Each year I attend a dinner at Domaine de Chevalier hosted by Olivier Bernard. It’s been held for many years, long before I joined the table. The theme is always the numerical vintage, for example in 2022, all the vintages ended in two. You can work out the theme for other years. It is run along the lines of La Paulée whereby guests contribute their own bottles. There is no rule specifying that they must be Bordeaux, which spices things up a bit. Furthermore, all bottles are served blind. Since nobody has an inkling what others have brought, you must keep your wits about you while the cross-table discussion gets lively. It’s a fun evening, yet one that involves a lot of work because it’s a unique opportunity to assess aged wines blind.

Tasting notes for most of the wines on this evening are folded into a “Century of Twos” article. However, in this occasion, four bottles came from the 1920 vintage. So, why where they allowed to break the numerical rule?

These had been dropped off at the château before COVID struck, kept for safekeeping until such soirées could resume. They provided a fascinating glimpse into a vintage that after 102 years is rarely seen or discussed.
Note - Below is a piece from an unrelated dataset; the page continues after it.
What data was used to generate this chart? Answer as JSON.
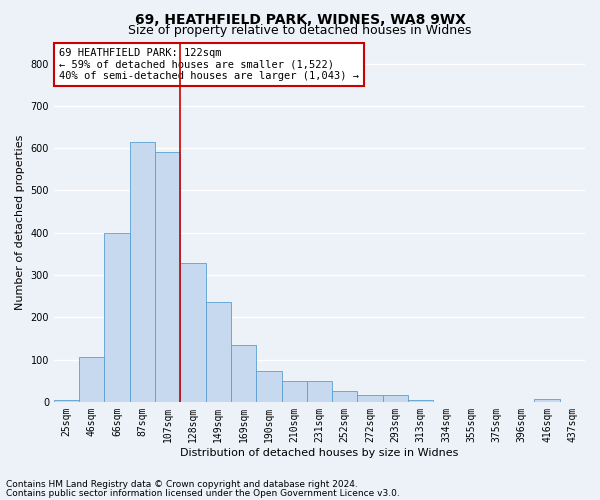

The twenties was one of the most fecund decades of the century in terms of great vintages, yet once you take off those rose-tinted spectacles, it was actually more up and down. The 1920 season was beset by uneven flowering. The summer was rather overcast and cool with a prevailing north-easterly keeping a lid of temperatures. This stymied maturity levels that were finally rescued by a warmer dry September. It was a fairly late harvest from around 22 September. The resulting berries were thick-skinned with little juice inside, though subsequent showers fattened them up a little. The 1920 clarets were infamously slow to come around: bad news for oenophiles of the Jazz Age, good news for idiots like me who like drinking ancient, time-defying claret. 

The following four wines were all served blind, their vintage only revealed after much discussion. They were served in the order written.
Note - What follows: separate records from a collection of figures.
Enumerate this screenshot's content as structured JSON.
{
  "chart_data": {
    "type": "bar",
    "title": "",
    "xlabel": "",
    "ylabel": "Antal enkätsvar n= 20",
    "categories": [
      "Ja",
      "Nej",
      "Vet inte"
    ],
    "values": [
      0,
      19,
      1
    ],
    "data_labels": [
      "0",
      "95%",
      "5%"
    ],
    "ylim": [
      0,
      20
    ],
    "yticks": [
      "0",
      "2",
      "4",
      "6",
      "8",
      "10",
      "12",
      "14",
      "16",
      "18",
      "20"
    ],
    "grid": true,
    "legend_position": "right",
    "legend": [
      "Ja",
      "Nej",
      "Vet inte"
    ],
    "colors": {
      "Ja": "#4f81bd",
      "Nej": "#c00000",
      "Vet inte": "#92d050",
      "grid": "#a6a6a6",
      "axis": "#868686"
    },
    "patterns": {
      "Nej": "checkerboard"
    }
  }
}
The 1920 Domaine de Chevalier came from a magnum direct from their cellar. Mature in colour with modest bricking on the rim, the core appears clear. The bouquet is divine with fleshy, ripe strawberry and terracotta aromas, quite pure and surprisingly generous. The palate is medium-bodied with a fleshy entry, very harmonious with a fine bead of acidity. There is something tender about this Graves, almost effortlessly classy with a persistent finish that leaves traces of cedar on the finish. Wonderful. 93/Drink 2022-2032. The 1920 Clos-Fourtet had my alarm bells ringing due to its turbidity. Lo and behold, the nose is riddled with excessive volatility, the palate stocky yet bereft of freshness. This turned out to be the only one of four wines from this vintage that was not representative.
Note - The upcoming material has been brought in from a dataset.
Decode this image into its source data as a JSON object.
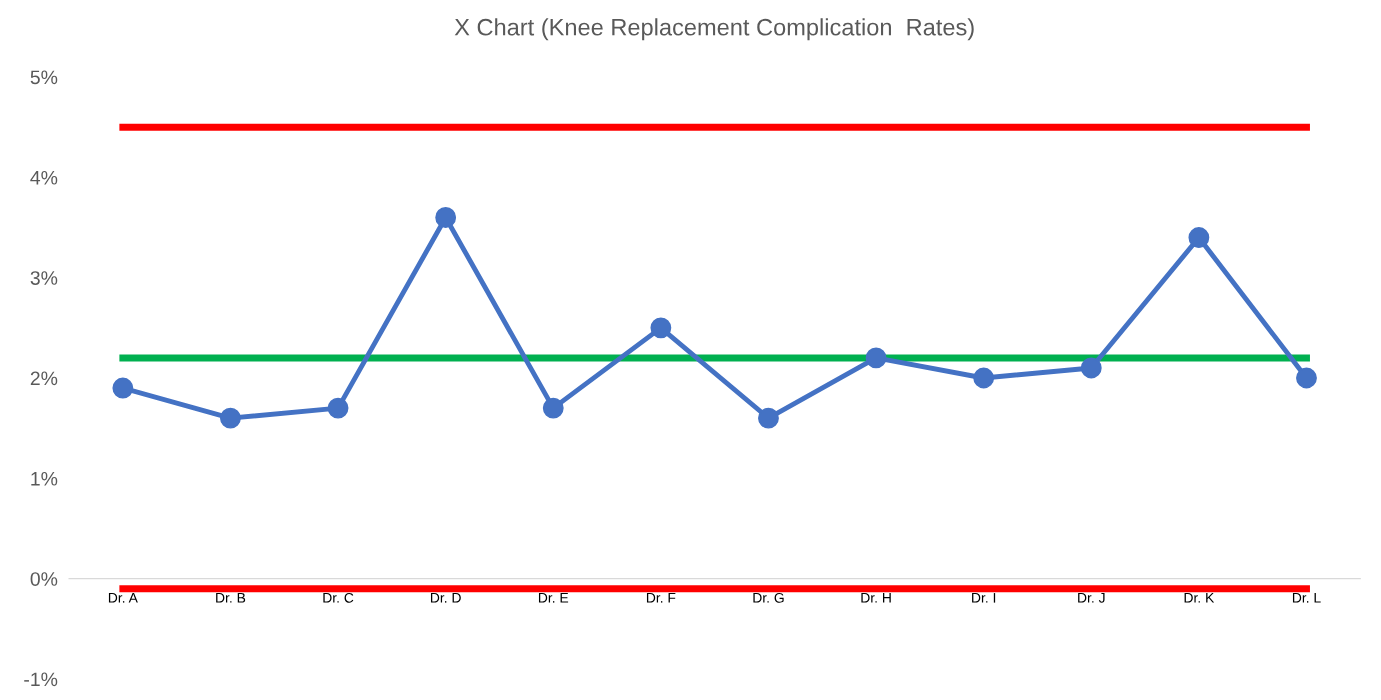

The 1920 Gruaud Larose is a wine that I have encountered once before. This Saint-Julien was enjoying a purple patch in the twenties with a succession of outstanding wines, this being one of them. It has light bricking on the rim but a darker core than the Domaine de Chevalier. The bouquet is graceful and pure, wonderful delineation with a touch of menthol that infuses the remnant of black fruit. There is real presence here after a century. The palate has exquisite balance with a perfect line of acidity, cedar-tinged red fruit and quite fleshy towards the finish that probably took most of the 21st century to soften. This is bridled with a sense of completeness – a quite brilliant wine. 96/Drink 2022-2040. The 1920 Pichon-Longueville Comtesse de Lalande represents the oldest vintage that I have tasted from this Pauillac Deuxième Cru. Clear in colour with slight bricking on the rim, it has an exquisite, cerebral bouquet with vestiges of black fruit, mahogany bureau, wilted rose petals and a subtle marine influence. The palate is medium-bodied with a fine bead of acidity, pliant tannins yet real substance that seems undiminished by the passing decades. The finish is surfeit with clarity and salinity, completing an enthralling Pauillac that will still give pleasure. 96/Drink 2022-2040.